Laminate Tools: Bit and File Choices

      Advice from laminate counter specialists on bit and file selections for the tool kit. August 18, 2009

Question
First let me start saying that I'm a finish carpenter that builds his own kitchen cabinets and laminate counters for my own remodels, and only builds two or three counters a month.

What kind of tooling do you guys recommend for laminate seams? I have been using the mirroring method cutting the two laminates at the same time with a straight edge, but I have been thinking in buying an underscribe. Also I only use straight router bits. Is it worth to use the "no file" angle bits? What is the difference between the different angles: 7,15, and 22? What kind of router do you recommend for laminate use?

Forum Responses
(Laminate and Solid Surfacing Forum)
From contributor J:
We are a cabinet shop and build our own laminate tops. We use basically the same tools you're using. I haven't tried the no-file bits primarily because they haven't been well received on this forum and they're fairly expensive. If you do a search you'll see what I mean.

We do our seams with a shop-built jig and a straight bit (without bearing). The jig is nothing more than a built-up piece of MDF that's laminated on the edges where the bit rides. It's built up enough to get clamps over/under to hold the laminate.

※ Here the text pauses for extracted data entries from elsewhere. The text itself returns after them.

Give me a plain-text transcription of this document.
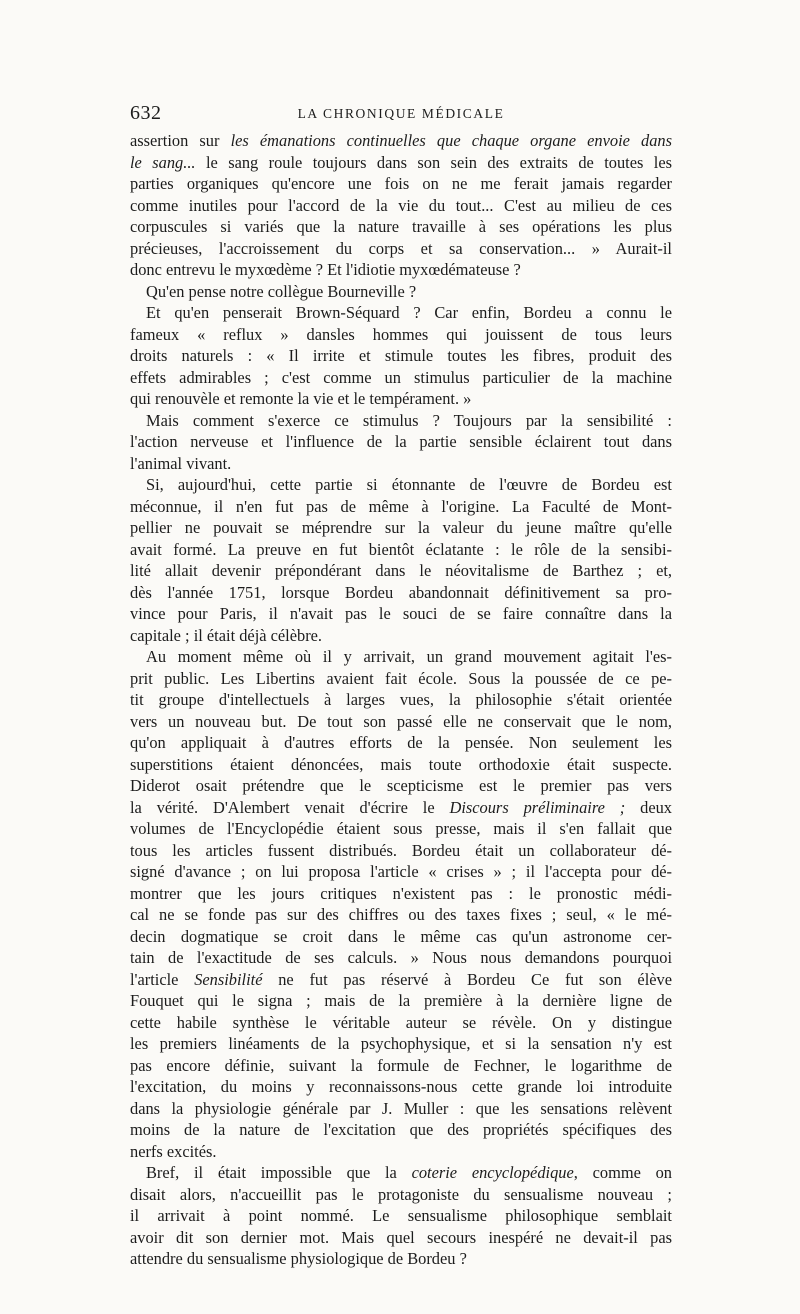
632	LA CHRONIQUE MÉDICALE
assertion sur les émanations continuelles que chaque organe envoie dans
le sang... le sang roule toujours dans son sein des extraits de toutes les
parties organiques qu'encore une fois on ne me ferait jamais regarder
comme inutiles pour l'accord de la vie du tout... C'est au milieu de ces
corpuscules si variés que la nature travaille à ses opérations les plus
précieuses, l'accroissement du corps et sa conservation... » Aurait-il
donc entrevu le myxœdème ? Et l'idiotie myxœdémateuse ?
Qu'en pense notre collègue Bourneville ?
Et qu'en penserait Brown-Séquard ? Car enfin, Bordeu a connu le
fameux « reflux » dansles hommes qui jouissent de tous leurs
droits naturels : « Il irrite et stimule toutes les fibres, produit des
effets admirables ; c'est comme un stimulus particulier de la machine
qui renouvèle et remonte la vie et le tempérament. »
Mais comment s'exerce ce stimulus ? Toujours par la sensibilité :
l'action nerveuse et l'influence de la partie sensible éclairent tout dans
l'animal vivant.
Si, aujourd'hui, cette partie si étonnante de l'œuvre de Bordeu est
méconnue, il n'en fut pas de même à l'origine. La Faculté de Mont-
pellier ne pouvait se méprendre sur la valeur du jeune maître qu'elle
avait formé. La preuve en fut bientôt éclatante : le rôle de la sensibi-
lité allait devenir prépondérant dans le néovitalisme de Barthez ; et,
dès l'année 1751, lorsque Bordeu abandonnait définitivement sa pro-
vince pour Paris, il n'avait pas le souci de se faire connaître dans la
capitale ; il était déjà célèbre.
Au moment même où il y arrivait, un grand mouvement agitait l'es-
prit public. Les Libertins avaient fait école. Sous la poussée de ce pe-
tit groupe d'intellectuels à larges vues, la philosophie s'était orientée
vers un nouveau but. De tout son passé elle ne conservait que le nom,
qu'on appliquait à d'autres efforts de la pensée. Non seulement les
superstitions étaient dénoncées, mais toute orthodoxie était suspecte.
Diderot osait prétendre que le scepticisme est le premier pas vers
la vérité. D'Alembert venait d'écrire le Discours préliminaire ; deux
volumes de l'Encyclopédie étaient sous presse, mais il s'en fallait que
tous les articles fussent distribués. Bordeu était un collaborateur dé-
signé d'avance ; on lui proposa l'article « crises » ; il l'accepta pour dé-
montrer que les jours critiques n'existent pas : le pronostic médi-
cal ne se fonde pas sur des chiffres ou des taxes fixes ; seul, « le mé-
decin dogmatique se croit dans le même cas qu'un astronome cer-
tain de l'exactitude de ses calculs. » Nous nous demandons pourquoi
l'article Sensibilité ne fut pas réservé à Bordeu Ce fut son élève
Fouquet qui le signa ; mais de la première à la dernière ligne de
cette habile synthèse le véritable auteur se révèle. On y distingue
les premiers linéaments de la psychophysique, et si la sensation n'y est
pas encore définie, suivant la formule de Fechner, le logarithme de
l'excitation, du moins y reconnaissons-nous cette grande loi introduite
dans la physiologie générale par J. Muller : que les sensations relèvent
moins de la nature de l'excitation que des propriétés spécifiques des
nerfs excités.
Bref, il était impossible que la coterie encyclopédique, comme on
disait alors, n'accueillit pas le protagoniste du sensualisme nouveau ;
il arrivait à point nommé. Le sensualisme philosophique semblait
avoir dit son dernier mot. Mais quel secours inespéré ne devait-il pas
attendre du sensualisme physiologique de Bordeu ?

As for routers, we use Porter Cable and Bosch laminate trimmers. We have three or four of them so we aren't constantly changing bits. I like the PCs. A couple of years ago we stopped rolling out glue and went to StarStuk spray contact adhesive. I get the 38 pound cans that look like propane containers. That's the single biggest time saver yet when fooling with laminate.



From contributor Y:
Contributor J is right on. No file angled bits can cause you more trouble than they're worth. If you're routing a radius there's a tendency to route through the face of your edgebanding (your edge needs to be exactly perpendicular to the top for these to work). The cost for a pre-pressurized glue tank will seem high, but it's an investment worth making. You'll never go back to rolling on glue again.


From contributor G:
I make all the countertops for our shop. I use all the same tools you do. Porter cable 310 with a I think it's a veining bit and a straight edge and a piece of 1/4 backing and two clamps for seaming. I've/we've tried the no-file bits before, and we had a guy come through and talked the boss into them and as said before, they tend to burn through the front face since you have to have them adjusted pretty low to get the edge routed off.

When it's down far enough it is about 1/8 inch over the front face to take the color right off. We still use Wilsonarts 951 adhesive with a Binks 2001 gun. We looked into the Staput, but people on this site kept telling us that you can't use heat around it to bend laminate around corner radiuses, talked to the rep and he finally fessed up to it, but he really didn't want to tell us. One thing that we do is run a line of white glue parallel to all of the seams, our laminate seams no longer slowly separate.



From contributor M:
We also do laminate. Any shop that works with laminate has to buy laminate trimmer tools from Beaver Tools. They have trimmers, seamers that cut two pieces laminate at the same time. The biggest time save is the air file. This pays for itself on the first decent size laminate job. Don't think about it, just buy it.


From contributor F:
Several of the router bit lines we represent have the "no file" bits and quite frankly, I discourage customers from using them. They're supposed to eliminate filing but in most cases, you'll need to file more. They simply are not worth the money. The old solid carbide flush and bevel bits for trimming mica along with a quality mill file works every time.